En general, la salvación consiste en la liberación del mal. Este concepto tiene su origen en el pacto o la alianza que se establece entre Dios y el pueblo judío. Es un compromiso asumido libremente por Dios con Israel, por el que este se convierte en nación y «pueblo de la Eternidad». La contrapartida de este pacto, que se presenta según el esquema de una alianza entre un gran rey y sus vasallos, es el compromiso, asumido por Israel, de reconocer a Dios como único señor y respetar sus mandamientos.

La Biblia no da una definición filosófica de la justicia, sino que pone de relieve su significado religioso: esta se encuentra junto a la salvación ofrecida por Dios al hombre y, en lo que respecta a los seres humanos, en la «fidelidad al pacto», por lo cual estos dan a Dios lo que le corresponde, que es amor, obediencia y confianza (fe), para ganarse así su benevolencia y su perdón.

La justicia debe manifestarse también en la relación con los otros hombres, como expresión concreta del amor y la disposición de servir.

Elección

La elección define la opción que Dios lleva a cabo con el pueblo de Israel y con cada individuo, que no deriva de los méritos hechos por el elegido, sino que desciende de un proyecto de la divinidad, que puede elegir —por su libertad no condicionada y alterando los criterios normales de juicio— un pequeño pueblo fiel o unos individuos que el mundo desprecia y, por lo tanto, preferir el pequeño al grande, el último al primero. Esta elección no viene dada por el capricho, sino por la gracia y el amor.

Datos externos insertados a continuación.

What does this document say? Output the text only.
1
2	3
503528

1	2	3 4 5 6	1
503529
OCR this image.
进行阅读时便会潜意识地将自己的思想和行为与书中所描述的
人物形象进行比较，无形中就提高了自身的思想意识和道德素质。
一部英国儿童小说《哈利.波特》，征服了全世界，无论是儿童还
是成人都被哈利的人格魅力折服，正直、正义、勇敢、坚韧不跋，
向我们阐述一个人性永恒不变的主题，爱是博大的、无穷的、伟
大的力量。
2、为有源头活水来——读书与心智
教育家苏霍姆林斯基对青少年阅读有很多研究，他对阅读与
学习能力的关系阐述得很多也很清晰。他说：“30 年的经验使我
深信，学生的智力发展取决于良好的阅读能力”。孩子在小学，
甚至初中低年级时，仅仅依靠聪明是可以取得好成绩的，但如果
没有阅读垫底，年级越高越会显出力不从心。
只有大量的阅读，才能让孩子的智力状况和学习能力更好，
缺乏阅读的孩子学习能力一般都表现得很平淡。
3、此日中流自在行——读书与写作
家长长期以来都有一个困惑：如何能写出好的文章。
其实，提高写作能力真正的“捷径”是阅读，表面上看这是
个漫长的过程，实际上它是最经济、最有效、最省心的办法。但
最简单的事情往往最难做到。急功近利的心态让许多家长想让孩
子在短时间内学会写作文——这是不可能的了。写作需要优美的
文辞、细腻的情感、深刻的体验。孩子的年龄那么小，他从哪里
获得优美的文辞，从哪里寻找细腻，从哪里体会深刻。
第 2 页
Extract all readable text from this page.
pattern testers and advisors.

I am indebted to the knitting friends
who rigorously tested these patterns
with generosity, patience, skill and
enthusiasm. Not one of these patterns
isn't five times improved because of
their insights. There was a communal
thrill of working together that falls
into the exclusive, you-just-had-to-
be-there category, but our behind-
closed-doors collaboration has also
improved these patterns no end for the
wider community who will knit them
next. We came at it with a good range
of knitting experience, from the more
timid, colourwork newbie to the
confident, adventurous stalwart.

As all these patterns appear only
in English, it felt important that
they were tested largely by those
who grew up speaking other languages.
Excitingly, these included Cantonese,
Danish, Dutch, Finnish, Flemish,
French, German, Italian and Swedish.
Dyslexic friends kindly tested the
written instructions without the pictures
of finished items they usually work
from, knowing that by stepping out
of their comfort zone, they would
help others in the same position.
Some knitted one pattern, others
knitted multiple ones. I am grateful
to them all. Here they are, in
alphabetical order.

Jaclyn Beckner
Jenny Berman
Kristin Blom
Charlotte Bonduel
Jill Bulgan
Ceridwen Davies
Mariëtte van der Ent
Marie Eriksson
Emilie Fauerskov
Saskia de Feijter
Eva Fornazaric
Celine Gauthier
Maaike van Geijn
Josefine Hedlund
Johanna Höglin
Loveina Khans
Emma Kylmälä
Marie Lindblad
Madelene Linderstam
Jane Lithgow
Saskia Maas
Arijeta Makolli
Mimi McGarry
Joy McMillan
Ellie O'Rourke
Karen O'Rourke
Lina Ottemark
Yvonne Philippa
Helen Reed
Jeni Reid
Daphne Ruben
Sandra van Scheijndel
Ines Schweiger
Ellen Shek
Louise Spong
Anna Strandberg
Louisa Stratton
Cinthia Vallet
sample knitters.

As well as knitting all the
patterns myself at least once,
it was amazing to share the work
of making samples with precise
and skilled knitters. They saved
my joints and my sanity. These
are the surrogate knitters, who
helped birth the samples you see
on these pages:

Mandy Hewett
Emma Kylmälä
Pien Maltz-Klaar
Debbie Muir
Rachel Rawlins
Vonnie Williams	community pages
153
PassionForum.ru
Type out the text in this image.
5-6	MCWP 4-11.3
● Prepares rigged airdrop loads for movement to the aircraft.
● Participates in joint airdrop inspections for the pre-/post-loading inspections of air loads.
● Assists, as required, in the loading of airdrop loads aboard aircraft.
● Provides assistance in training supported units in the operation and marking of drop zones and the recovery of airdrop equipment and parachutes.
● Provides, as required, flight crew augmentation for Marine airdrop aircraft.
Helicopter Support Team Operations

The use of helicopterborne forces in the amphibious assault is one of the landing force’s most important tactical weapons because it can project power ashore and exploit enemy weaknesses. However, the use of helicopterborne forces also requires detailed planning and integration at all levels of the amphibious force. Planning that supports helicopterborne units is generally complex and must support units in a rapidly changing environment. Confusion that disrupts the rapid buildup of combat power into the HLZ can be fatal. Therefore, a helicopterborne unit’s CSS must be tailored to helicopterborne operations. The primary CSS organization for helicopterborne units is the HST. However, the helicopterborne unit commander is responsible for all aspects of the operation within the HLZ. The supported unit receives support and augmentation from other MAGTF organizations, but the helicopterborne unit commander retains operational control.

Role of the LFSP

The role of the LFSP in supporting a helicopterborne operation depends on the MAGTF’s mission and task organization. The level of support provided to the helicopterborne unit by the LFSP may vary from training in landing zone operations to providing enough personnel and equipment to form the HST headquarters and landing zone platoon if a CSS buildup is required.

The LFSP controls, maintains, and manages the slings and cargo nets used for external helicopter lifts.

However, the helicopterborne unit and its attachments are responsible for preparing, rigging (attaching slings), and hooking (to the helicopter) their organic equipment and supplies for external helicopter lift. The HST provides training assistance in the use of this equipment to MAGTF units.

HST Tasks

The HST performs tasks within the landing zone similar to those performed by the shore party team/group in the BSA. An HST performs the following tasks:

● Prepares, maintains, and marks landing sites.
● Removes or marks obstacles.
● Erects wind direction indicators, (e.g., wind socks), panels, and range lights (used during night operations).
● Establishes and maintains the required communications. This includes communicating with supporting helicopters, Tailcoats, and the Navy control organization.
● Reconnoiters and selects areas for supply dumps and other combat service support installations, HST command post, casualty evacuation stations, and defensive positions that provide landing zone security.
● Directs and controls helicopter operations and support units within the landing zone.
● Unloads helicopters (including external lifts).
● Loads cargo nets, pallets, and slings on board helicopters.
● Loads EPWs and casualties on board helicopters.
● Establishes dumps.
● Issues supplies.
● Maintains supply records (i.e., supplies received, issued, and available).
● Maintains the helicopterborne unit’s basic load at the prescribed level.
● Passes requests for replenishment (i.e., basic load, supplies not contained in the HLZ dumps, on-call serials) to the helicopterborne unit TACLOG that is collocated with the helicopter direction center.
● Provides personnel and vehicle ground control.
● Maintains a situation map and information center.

Es importante destacar que el elegido no es un privilegiado, y que su elección puede ser revocada si este incumple el compromiso adquirido, puesto que se trata simplemente de un instrumento de Dios, ante el cual está «llamado»[14] a tener una actitud responsable: su conducta debe regirse no por el interés particular, sino por el de toda la humanidad. El concepto de elección responde a una llamada divina a la salvación.

Fe

La fe es la confianza absoluta en Dios (Génesis 15, 6) y representa el eje de la vida del creyente. No se agota en la adhesión intelectual a determinados principios y doctrinas, sino que constituye un proyecto de vida destinado a modificar radicalmente la existencia del hombre, La fe abre la puerta a una experiencia imprevisible, que no está sujeta a la pura lógica racional, sino que está abierta a las infinitas posibilidades de Dios.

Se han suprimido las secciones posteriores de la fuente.